“Compassion! If a man cuts his throat it’s his own doing,” said Mr Wood. “There! the very dogs have more sense.”
Sniff, indeed, showed a rooted dislike to Mrs Featherly, a feeling which was fully returned; on this occasion, however, she so far unbent as to call him in a gracious tone, “Dog, dog,” an indignity which Sniff as naturally resented, as we should resent being addressed in the abstract as “man,” and marked his displeasure by turning a deaf ear to her endearments.
“And there, the Squire is falling foul of Anthony again,” said Mr Robert, hurrying on with a good-humoured design to act as peacemaker.
“Red’s red, I suppose,” Mr Chester was loudly asserting, “without a chimney-sweep standing up beside it. Give me a good old-fashioned garden, with rose de Meaux and gilliflowers, and that sort. I hate that talk about contrasts and backgrounds and rubbish.”
“Never mind these young fellows, Squire,” said Mr Robert, interposing before Anthony had time to answer. “There are a certain set of theories they are bound to run through before they settle into good sound stuff like you and me.”
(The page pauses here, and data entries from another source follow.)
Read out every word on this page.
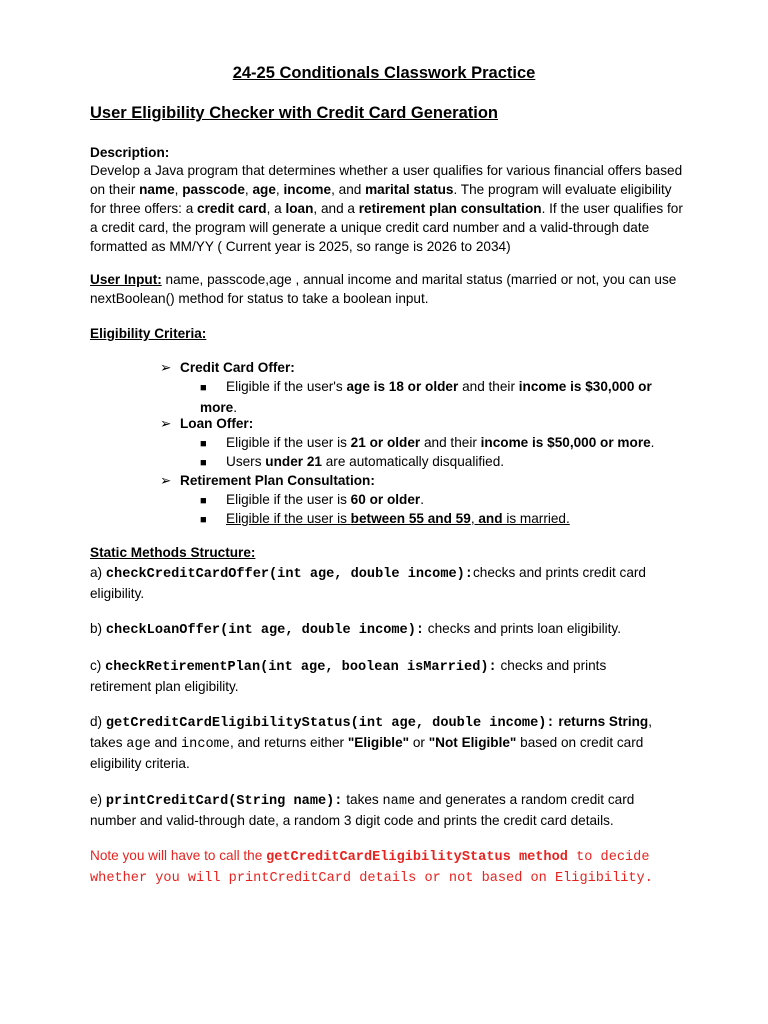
24-25 Conditionals Classwork Practice
User Eligibility Checker with Credit Card Generation
Description:
Develop a Java program that determines whether a user qualifies for various financial offers based on their name, passcode, age, income, and marital status. The program will evaluate eligibility for three offers: a credit card, a loan, and a retirement plan consultation. If the user qualifies for a credit card, the program will generate a unique credit card number and a valid-through date formatted as MM/YY ( Current year is 2025, so range is 2026 to 2034)
User Input: name, passcode,age , annual income and marital status (married or not, you can use nextBoolean() method for status to take a boolean input.
Eligibility Criteria:
➢ Credit Card Offer:
■ Eligible if the user's age is 18 or older and their income is $30,000 or more.
➢ Loan Offer:
■ Eligible if the user is 21 or older and their income is $50,000 or more.
■ Users under 21 are automatically disqualified.
➢ Retirement Plan Consultation:
■ Eligible if the user is 60 or older.
■ Eligible if the user is between 55 and 59, and is married.
Static Methods Structure:
a) checkCreditCardOffer(int age, double income):checks and prints credit card eligibility.
b) checkLoanOffer(int age, double income): checks and prints loan eligibility.
c) checkRetirementPlan(int age, boolean isMarried): checks and prints retirement plan eligibility.
d) getCreditCardEligibilityStatus(int age, double income): returns String, takes age and income, and returns either "Eligible" or "Not Eligible" based on credit card eligibility criteria.
e) printCreditCard(String name): takes name and generates a random credit card number and valid-through date, a random 3 digit code and prints the credit card details.
Note you will have to call the getCreditCardEligibilityStatus method to decide whether you will printCreditCard details or not based on Eligibility.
The Squire, who was easily propitiated, but unwilling to allow it, walked away with a grunt.
Since this last home-coming of Anthony’s, it seemed as if there were always some little contest springing up between the Squire and him; the things were almost too trivial to deserve notice, but there was a pervading spirit of antagonism Anthony probably enjoyed it, for he provoked it at least as much as Mr Chester, though there were times, as on this occasion, when his opponent’s bristles rubbed a sore spot, and when the sense of restraint was galling. He drew Winifred on one side, and she went willingly, for there had been a little shadow between them ever since the dinner at the Bennetts’, and she accused herself of having been in fault, and longed to hold out her little olive-branch. There was a sweet hush and serenity in the day itself. The homely garden, which vexed Mr Robert by its disorder, was fresh and fragrant, daisies held open their rosy-tipped cups, soft little wafts of air just rustled the lighter branches, and made tremulous shadows on the grass: she was glad to move away from the others, and to stroll along a broad path bordered with stiff hollyhocks, which led towards a mulberry-tree standing in its own square of turf.
It is one of the privileges of old friendship—at least to us taciturn island folk—that there may be silence between two people without any feeling of awkwardness marring its pleasantness. Under its influence Anthony’s wrath subsided quickly, but there was still a touch of irritation in the voice in which he said at last,—
“Your father finds fault with everything I do.”
“He doesn’t mean it,—or he doesn’t mean it seriously,” said Winifred, correcting herself. “He has been accustomed so long to us girls, that he can’t understand anything that seems like contradiction.”